For five decades he has moved through the corridors of power in Parliament, from the inner circle in cabinet, to advising in the backrooms, to overseeing issues through the Senate or observing knowingly - and even alarmingly from the side. As Tory Senator Lowell Murray steps into a retirement that is only weeks old, we hear from him why he is disturbed by the politics of power on Parliament Hill.

Part Two of The Current

Retired Senator Lowell Murray

As we watch our MPs return to Parliament Hill on Monday - you might want to think about what you don't know about the politics of Parliament Hill. Our next guest has some insights on that front. Lowell Murray was a senator for so long that when he entered the red chamber there was still a Progressive Conservative Party.

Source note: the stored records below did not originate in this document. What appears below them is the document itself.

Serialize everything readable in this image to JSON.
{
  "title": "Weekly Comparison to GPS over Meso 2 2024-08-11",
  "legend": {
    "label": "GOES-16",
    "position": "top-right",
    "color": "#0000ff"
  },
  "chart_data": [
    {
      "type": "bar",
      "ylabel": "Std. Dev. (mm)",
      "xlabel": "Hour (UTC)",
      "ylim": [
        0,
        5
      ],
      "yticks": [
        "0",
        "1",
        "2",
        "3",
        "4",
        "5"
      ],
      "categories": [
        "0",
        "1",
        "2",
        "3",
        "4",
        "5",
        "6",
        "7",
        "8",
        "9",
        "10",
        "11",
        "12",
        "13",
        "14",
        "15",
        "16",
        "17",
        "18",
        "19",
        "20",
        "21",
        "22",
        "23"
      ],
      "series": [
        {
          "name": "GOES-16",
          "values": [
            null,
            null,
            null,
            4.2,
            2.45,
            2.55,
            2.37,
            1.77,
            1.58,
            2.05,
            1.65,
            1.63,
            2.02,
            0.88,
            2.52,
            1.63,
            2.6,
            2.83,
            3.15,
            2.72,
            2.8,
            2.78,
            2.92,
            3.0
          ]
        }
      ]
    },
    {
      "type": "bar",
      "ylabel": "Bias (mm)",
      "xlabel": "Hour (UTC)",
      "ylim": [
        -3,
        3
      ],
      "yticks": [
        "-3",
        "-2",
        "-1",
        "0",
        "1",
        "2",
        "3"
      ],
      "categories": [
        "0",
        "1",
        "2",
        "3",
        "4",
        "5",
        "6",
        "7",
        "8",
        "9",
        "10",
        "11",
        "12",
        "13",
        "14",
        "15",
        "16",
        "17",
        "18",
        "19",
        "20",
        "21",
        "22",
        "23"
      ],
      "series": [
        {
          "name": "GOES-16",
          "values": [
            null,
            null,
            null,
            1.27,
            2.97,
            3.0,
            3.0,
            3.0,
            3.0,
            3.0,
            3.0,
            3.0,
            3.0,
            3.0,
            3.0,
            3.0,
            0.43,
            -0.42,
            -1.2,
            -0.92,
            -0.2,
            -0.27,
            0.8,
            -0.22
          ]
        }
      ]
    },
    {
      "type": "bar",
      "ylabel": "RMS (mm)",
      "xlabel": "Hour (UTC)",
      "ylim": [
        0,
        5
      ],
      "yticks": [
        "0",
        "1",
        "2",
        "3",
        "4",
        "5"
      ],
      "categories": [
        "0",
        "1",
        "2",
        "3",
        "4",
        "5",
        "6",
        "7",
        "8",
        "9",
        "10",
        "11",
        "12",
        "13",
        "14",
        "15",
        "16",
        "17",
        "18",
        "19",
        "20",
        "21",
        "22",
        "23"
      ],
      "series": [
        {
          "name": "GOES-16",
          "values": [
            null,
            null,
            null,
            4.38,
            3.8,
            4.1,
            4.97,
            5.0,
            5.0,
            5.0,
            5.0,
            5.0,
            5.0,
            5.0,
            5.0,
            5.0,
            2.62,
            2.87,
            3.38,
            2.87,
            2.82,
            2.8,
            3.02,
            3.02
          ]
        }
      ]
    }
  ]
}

In fact, he remained one of only two senators who kept the Progressive in front of the Conservative for the entire 32 years that he sat in the Senate, even as the party changed and changed its name.

Murray retired last month at age 75. His political career began in 1961, as executive assistant to Davey Fulton, the justice minister in Tory Prime Minister John Diefenbaker's cabinet. He had a ringside seat as parliament passed Medicare and the Canada Pension Plan. It wasn't all success -- as the Federal-Provincial relations minister under Brian Mulroney, he watched the failure of the Meech Lake accord which would have seen Quebec endorse the Constitution.

Lowell Murray has happily flown under the radar in recent years. His send-off from the Senate was without ceremony, and he declined all requests for interviews in the weeks leading up to retirement. But today former Senator Lowell Murray joined us from Ottawa.